I spent the day on Sunday getting caught up and then writing plant notes. I found a couple gardens that had no notes at all, so I went to my photos (which are, of course, all organized by year and garden) and was able to fill in some info for those gardens. But then I thought, why not for all of them. It’s more fun looking at the pictures than just transcribing barely legible scribble. So I finished the section out that way and on Monday I will go back and do the first gardens also.
After lunch the thumbtacks to hold the shelf liners arrived and by 2PM I was sick of transcription, so I collected my implements of destruction and headed down to the old root cellar.
Well, these shelves have been up for a couple decades and the plywood has hardened. The liner was so stiff I had to put a tack about every 4” or so. These liners were made for the wire shelves and have tabs cut out on both sides to clip to the wire. These would catch on the underside of the boxes, so I thumbtacked them closed.
I managed to get 2 shelves done before my fingers went numb from pushing tacks enough so I could hammer them in. But tacks don’t like old plywood…
My brother had been down to stay with my mom this weekend and he got home mid afternoon. He’d been adamant he wanted to make parsnip chowder from some of my parsnips. So we collected ingredients. We had to make a few changes to the recipe due to food intolerances.
This is the recipe my brother had. He’d saved this clipping since it was published in March 2016 in the local paper.
We deleted the potatoes in favor of more parsnips. The 6 cups of liquid were changed to:
3 cups of my chicken bone stock
1 cup of milk, but coconut milk
1 cup of raw cream
We left out the flour and butter as it didn’t need thickener. He used less parsley, only ⅛ cup, and much more bacon.
We had to core the parsnips as we’d opted to use the huge ones for the chowder, as they would be cooked to mush. He saved about ⅓ of the parsnips to add later so they would retain their shape.
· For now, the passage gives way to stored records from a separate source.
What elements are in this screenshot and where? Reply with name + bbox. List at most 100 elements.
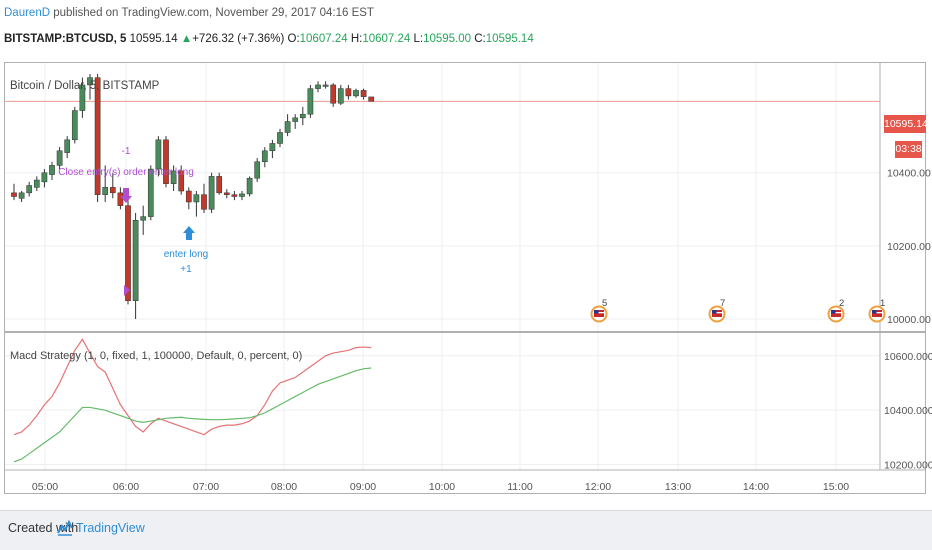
candle-body <box>33 179 40 188</box>
candle <box>147 165 154 221</box>
candle-body <box>56 150 63 166</box>
candle <box>208 172 215 213</box>
entry-label: enter long <box>164 249 208 260</box>
candle-body <box>322 84 329 87</box>
candle <box>201 183 207 213</box>
candle <box>125 194 131 305</box>
flag-stripe <box>872 312 882 314</box>
flag-stripes <box>831 310 841 317</box>
x-tick-label: 13:00 <box>665 481 691 493</box>
candle <box>284 114 291 137</box>
candle-body <box>353 90 359 97</box>
x-tick-label: 12:00 <box>585 481 611 493</box>
candle-body <box>201 194 207 210</box>
x-tick-label: 05:00 <box>32 481 58 493</box>
candle-body <box>208 176 215 210</box>
event-count: 7 <box>720 298 725 309</box>
candle <box>178 165 185 195</box>
candle-body <box>269 143 276 152</box>
candle <box>368 96 375 102</box>
footer: Created with TradingView <box>0 510 932 550</box>
candle <box>345 84 352 100</box>
candle <box>94 73 101 202</box>
candle <box>216 172 223 195</box>
flag-stripe <box>831 312 841 314</box>
flag-stripes <box>872 310 882 317</box>
event-count: 5 <box>602 298 607 309</box>
us-flag-event-icon: 5 <box>590 298 608 323</box>
x-tick-label: 11:00 <box>507 481 533 493</box>
close-order-qty: -1 <box>122 146 131 157</box>
symbol-bar: BITSTAMP:BTCUSD, 5 10595.14 ▲+726.32 (+7… <box>4 33 534 45</box>
x-tick-label: 10:00 <box>429 481 455 493</box>
candle-body <box>49 165 55 175</box>
candle-body <box>64 139 71 153</box>
tradingview-logo-icon[interactable] <box>57 519 73 537</box>
x-tick-label: 07:00 <box>193 481 219 493</box>
candle <box>140 205 147 235</box>
candle-body <box>254 161 261 179</box>
candle <box>330 83 337 107</box>
tradingview-link[interactable]: TradingView <box>76 521 145 535</box>
candle-body <box>117 192 124 206</box>
x-tick-label: 09:00 <box>350 481 376 493</box>
candle <box>185 187 192 210</box>
publish-text: published on TradingView.com, November 2… <box>53 7 374 19</box>
candle <box>170 165 177 192</box>
candle-body <box>170 170 177 184</box>
candle <box>360 88 367 100</box>
candle-body <box>41 172 48 183</box>
price-chart[interactable]: 05:00 06:00 07:00 08:00 09:00 10:00 11:00 12:00… <box>0 0 932 510</box>
publish-info: DaurenD published on TradingView.com, No… <box>4 7 374 19</box>
candle <box>239 191 245 201</box>
candle-body <box>231 194 238 197</box>
candle <box>11 183 17 201</box>
candle <box>26 181 33 197</box>
candle <box>353 88 359 98</box>
event-count: 1 <box>880 298 885 309</box>
candle-body <box>360 90 367 97</box>
candle-body <box>71 110 78 141</box>
candle-body <box>307 88 314 115</box>
candle-body <box>163 139 169 184</box>
candle <box>18 191 25 202</box>
candle-body <box>239 193 245 197</box>
price-change: +726.32 (+7.36%) <box>192 33 285 45</box>
candle <box>269 139 276 159</box>
signal-line <box>13 367 372 463</box>
candle <box>223 189 230 199</box>
candle <box>261 147 268 168</box>
candle-body <box>155 139 162 170</box>
candle <box>193 191 200 217</box>
candle <box>79 77 86 118</box>
candle-body <box>11 192 17 197</box>
candle-body <box>109 187 116 194</box>
candle-body <box>299 113 306 119</box>
candle-body <box>102 187 109 195</box>
candle <box>163 136 169 188</box>
macd-axis-label: 10200.0000 <box>884 460 932 472</box>
x-tick-label: 08:00 <box>271 481 297 493</box>
candle <box>33 176 40 192</box>
candle-body <box>330 84 337 104</box>
x-tick-label: 06:00 <box>113 481 139 493</box>
x-tick-label: 15:00 <box>823 481 849 493</box>
candle-body <box>147 168 154 217</box>
candle-body <box>216 176 223 194</box>
author-link[interactable]: DaurenD <box>4 7 51 19</box>
us-flag-event-icon: 1 <box>868 298 886 323</box>
candle-body <box>26 185 33 194</box>
price-pane-title: Bitcoin / Dollar, 5, BITSTAMP <box>10 80 160 92</box>
low-value: 10595.00 <box>423 33 472 45</box>
entry-up-arrow-icon <box>183 226 195 240</box>
event-count: 2 <box>839 298 844 309</box>
entry-qty: +1 <box>180 264 192 275</box>
candle-body <box>223 192 230 195</box>
exit-marker-icon <box>124 285 130 296</box>
candle-body <box>18 192 25 199</box>
candle-body <box>277 132 283 144</box>
chart-frame[interactable] <box>4 62 926 494</box>
candle <box>292 114 299 129</box>
candle-body <box>185 190 192 203</box>
macd-axis-label: 10400.0000 <box>884 405 932 417</box>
As I took the above photos, I said to him, betcha I forget to get a finished photo of the chowder before it’s all gone. Well… sigh…
I did find a photo amazingly like what we’d made and even more amazing, the recipe was similar too!
It came from the 1977 New York Times New England Heritage Cookbook. My brother was curious about the title on the bottom, so I ordered the cookbook from the library.
The person who made the chowder in the bowl didn’t use chicken broth and added cream. Hers is just like ours except we had parsley specks.
Tom was here as he was checking out what the truck’s problem was. The manual choke had ceased to work at all and he fixed that. We knew the fuel filter needed changed, so he had brought a new one. Between those 2 things, the truck was much happier.
We have major threats of a nor’easter coming on Tuesday, so he needed to have the truck in good shape.
We tried to get him to eat some chowder, but he’d just take a small sample. The chowder was excellent. The chicken stock had added a lot of body to it and the cup of cream made it like velvet. And one can never have too much bacon! We’d used the herb bacon we’d made when we had pigs.
There’s no shortage of parsnips, so I hope we have this again soon!
We did find that although the new root cellar has 80% humidity, the parsnips had started to wither. So I will have to get them out and into my special made bags and into the fridge drawers real soon.
The time change wrecked havoc on my heating schedule (and sleep) as I didn’t want to stay up late to light the stoves. But it’s the last time it will change, so I will just have to figure it out.
Monday is laundry and writing more plant notes. I might try to bang in a couple more shelves worth of thumbtacks too.